Dr. Vasan said that he picked Chelsea for the first site because 75 percent of the cases so far have been in Manhattan, and one-third of known cases are in the Chelsea and Hell’s Kitchen neighborhoods.

Officials acknowledged that there were high levels of anxiety among men who have sex with men and that there were still many unknowns about the disease’s spread.

New York City has so far received about 7,000 doses of the Jynneos vaccine, the preferred vaccine for the monkeypox. Of those about 4,000 have already been given out or assigned to appointments. An additional several thousand are being held in reserve for distribution through community partners, Dr. Vasan said.

More doses are coming, said Dr. Raj Panjabi, the coordinator of the White House Pandemic Office, who also spoke at the news conference. Another 144,000 doses will be released by the federal government within the next weeks, with some of those coming to New York.
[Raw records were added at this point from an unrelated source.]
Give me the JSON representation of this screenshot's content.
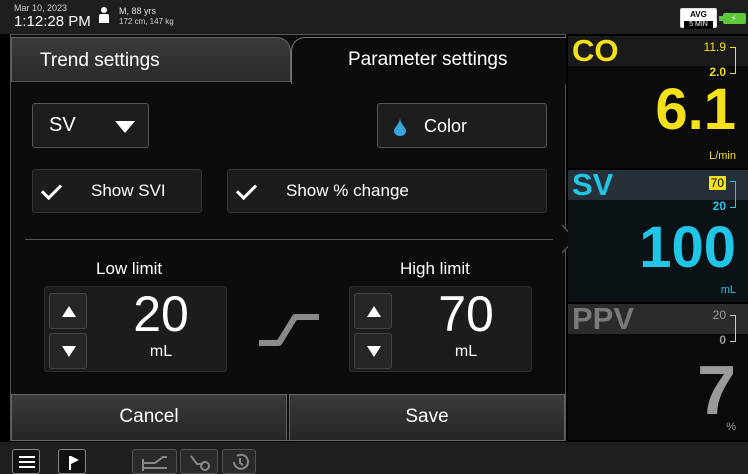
{
  "status_bar": {
    "date": "Mar 10, 2023",
    "time": "1:12:28 PM",
    "patient_line1": "M, 88 yrs",
    "patient_line2": "172 cm, 147 kg",
    "avg_label": "AVG",
    "avg_interval": "5 MIN"
  },
  "tabs": {
    "trend_settings": "Trend settings",
    "parameter_settings": "Parameter settings"
  },
  "parameter_select": {
    "value": "SV"
  },
  "color_button": {
    "label": "Color",
    "icon": "water-drop-icon",
    "icon_color": "#3aa6e0"
  },
  "checkboxes": {
    "show_svi": {
      "label": "Show SVI",
      "checked": true
    },
    "show_pct_change": {
      "label": "Show % change",
      "checked": true
    }
  },
  "limits": {
    "low": {
      "title": "Low limit",
      "value": "20",
      "unit": "mL"
    },
    "high": {
      "title": "High limit",
      "value": "70",
      "unit": "mL"
    }
  },
  "actions": {
    "cancel": "Cancel",
    "save": "Save"
  },
  "tiles": {
    "co": {
      "name": "CO",
      "target_high": "11.9",
      "target_low": "2.0",
      "value": "6.1",
      "unit": "L/min",
      "color": "#f5e11a"
    },
    "sv": {
      "name": "SV",
      "target_high": "70",
      "target_low": "20",
      "value": "100",
      "unit": "mL",
      "color": "#1fc6e8"
    },
    "ppv": {
      "name": "PPV",
      "target_high": "20",
      "target_low": "0",
      "value": "7",
      "unit": "%",
      "color": "#9a9a9a"
    }
  },
  "bottom_nav": [
    {
      "icon": "menu-icon"
    },
    {
      "icon": "flag-icon"
    },
    {
      "icon": "trend-chart-icon"
    },
    {
      "icon": "clinical-tools-icon"
    },
    {
      "icon": "history-icon"
    }
  ]
}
In total, four million doses have been ordered for use nationwide, with 1.5 million of those expected to go out to health departments later this summer and fall.
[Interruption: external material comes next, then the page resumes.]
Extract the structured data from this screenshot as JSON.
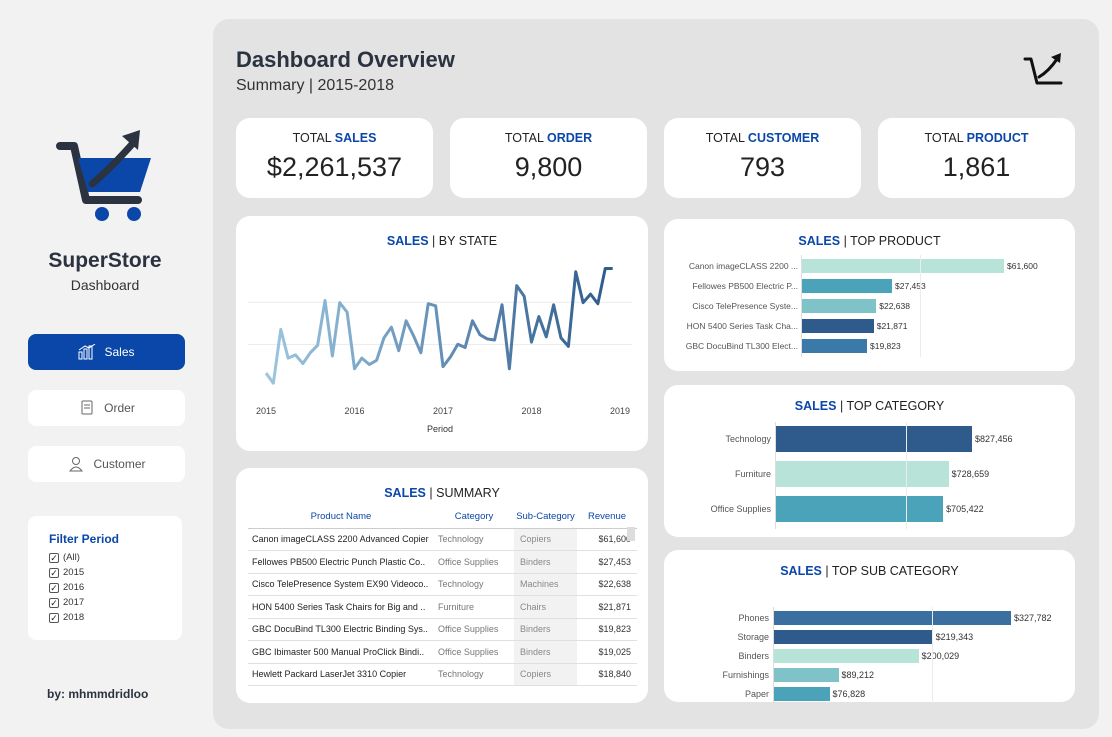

The Jynneos vaccine requires two doses to be fully protective, according to the Food and Drug Administration, but so far, all of the doses coming to the city are being considered as first doses. As more doses arrive, there will be more available for second doses, said Dr. Mary Bassett, the state health commissioner.

Paul Chaplin, the chief executive officer of Bavarian Nordic, which makes the vaccine, said Thursday that research shows that one dose offers “robust protection.” Dr. Bassett, however, said that full protection from the vaccine would only come two weeks after the second dose.

New York health officials said people who fall into one of several categories are eligible for the vaccine:

  • Individuals with recent exposure to monkeypox within the past 14 days.

  • Those at high risk of a recent exposure to monkeypox, including members of the gay, bisexual, transgender and other communities of men who have sex with men and who have engaged in intimate or skin-to-skin contact with others in the past 14 days in areas where monkeypox is spreading.

  • Individuals who have had skin-to-skin contact with someone in a social network experiencing monkeypox activity, including men who have sex with men and who meet partners through an online website, digital app or social event, such as a bar or party.

In part because the categories are broad, demand for the vaccine is extremely high. All 2,500 or so appointments went within minutes on Wednesday, health officials said.

Enormous frustration at access to the vaccine spilled over on Wednesday, as people spent hours not knowing if they had missed the rollout or if more doses were coming.

Eugene Resnick, who works as a spokesman for the Metropolitan Transportation Authority, said he spent nine hours refreshing the city’s webpage before being able to finally snag an appointment when a second set were released just before 7 p.m.

“I’m frustrated, angry, disappointed with the Health Department,” he said. “I’m an insider working in the government. I can’t imagine it’s at all accessible to the regular person not on Twitter.”

Joseph Osmundson, a microbiologist and queer activist helping to increase access to the vaccine, said that the city did the right thing by opening a clinic in Harlem, in addition to the one in Chelsea, to give out the vaccine, but that there had to be a more urgent effort to get more vaccine supply to the city soon.

“At every level, there is such frustration in the community,” Mr. Osmundson said. He said people he knows are trying to be careful but are increasingly angry at what they feel is a lack of urgency to protect the gay community in particular: “We feel like we’re being left behind and then blamed for the spread.”